Dani S. Bassett is the J. Peter Skirkanich Professor at the University of Pennsylvania, with primary appointment in Bioengineering and secondary appointments across physics, electrical and systems engineering, and medicine. Martin Gerlach is a senior research scientist at the Wikimedia Foundation. David Lydon-Staley is an assistant professor of communication at the Annenberg School for Communication, Penn. Shubhankar Patankar is a Ph.D. student at Penn Engineering. Dale Zhou is now a postdoctoral researcher at the University of California, Irvine. Perry Zurn is an associate professor of philosophy at American University.
Funding: This research was supported by the George E. Hewitt Foundation for Medical Research, the Center for Curiosity, and the National Institutes of Health (Grant K01 DA047417).

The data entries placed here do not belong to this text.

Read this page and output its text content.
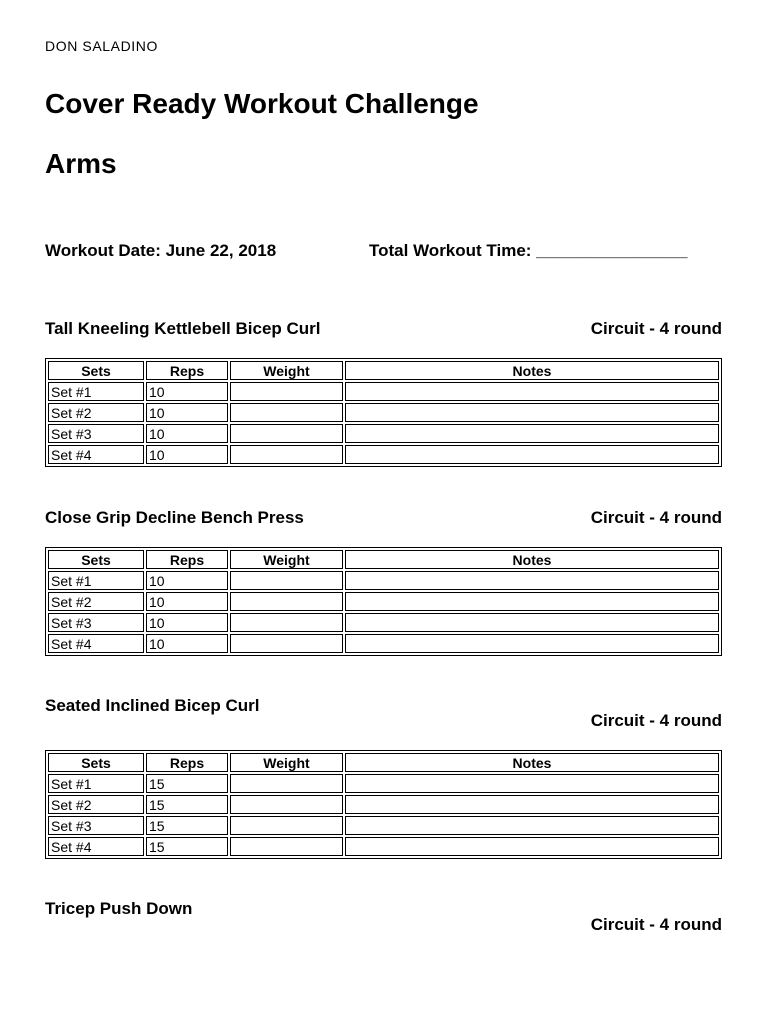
DON SALADINO
Cover Ready Workout Challenge
Arms
Workout Date: June 22, 2018	Total Workout Time: ________________
Tall Kneeling Kettlebell Bicep Curl	Circuit - 4 round
Sets	Reps	Weight	Notes
Set #1	10		
Set #2	10		
Set #3	10		
Set #4	10		
Close Grip Decline Bench Press	Circuit - 4 round
Sets	Reps	Weight	Notes
Set #1	10		
Set #2	10		
Set #3	10		
Set #4	10		
Seated Inclined Bicep Curl
Circuit - 4 round
Sets	Reps	Weight	Notes
Set #1	15		
Set #2	15		
Set #3	15		
Set #4	15		
Tricep Push Down
Circuit - 4 round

About this learning and neuroscience research news
Author: Nathi Magubane
Source: University of Pennsylvania
Contact: Nathi Magubane, University of Pennsylvania
Image: The image is credited to Neuroscience News
Original Research: Open access. “Architectural styles of curiosity in global Wikipedia mobile app readership” by Dani Bassett et al., Science Advances.
Abstract
Architectural styles of curiosity in global Wikipedia mobile app readership
Curiosity-driven information-seeking is a core human trait, but much of what we know comes from small, Western samples. This study analyzes 482,760 readers of Wikipedia’s mobile app across 14 languages and 50 countries or territories to examine naturalistic information-seeking behavior.
By mapping the knowledge networks readers build while moving through Wikipedia articles, the researchers replicate two previously identified curiosity styles—the nomadic “busybody” and the goal-directed “hunter”—and provide evidence for a third style, the creative “dancer.”
The analysis reveals global associations between the structure of these knowledge networks and population-level measures such as spatial navigation, education, mood, well-being, and inequality. These findings deepen our understanding of how cultural and geographical contexts shape different modes of curiosity in the digital age.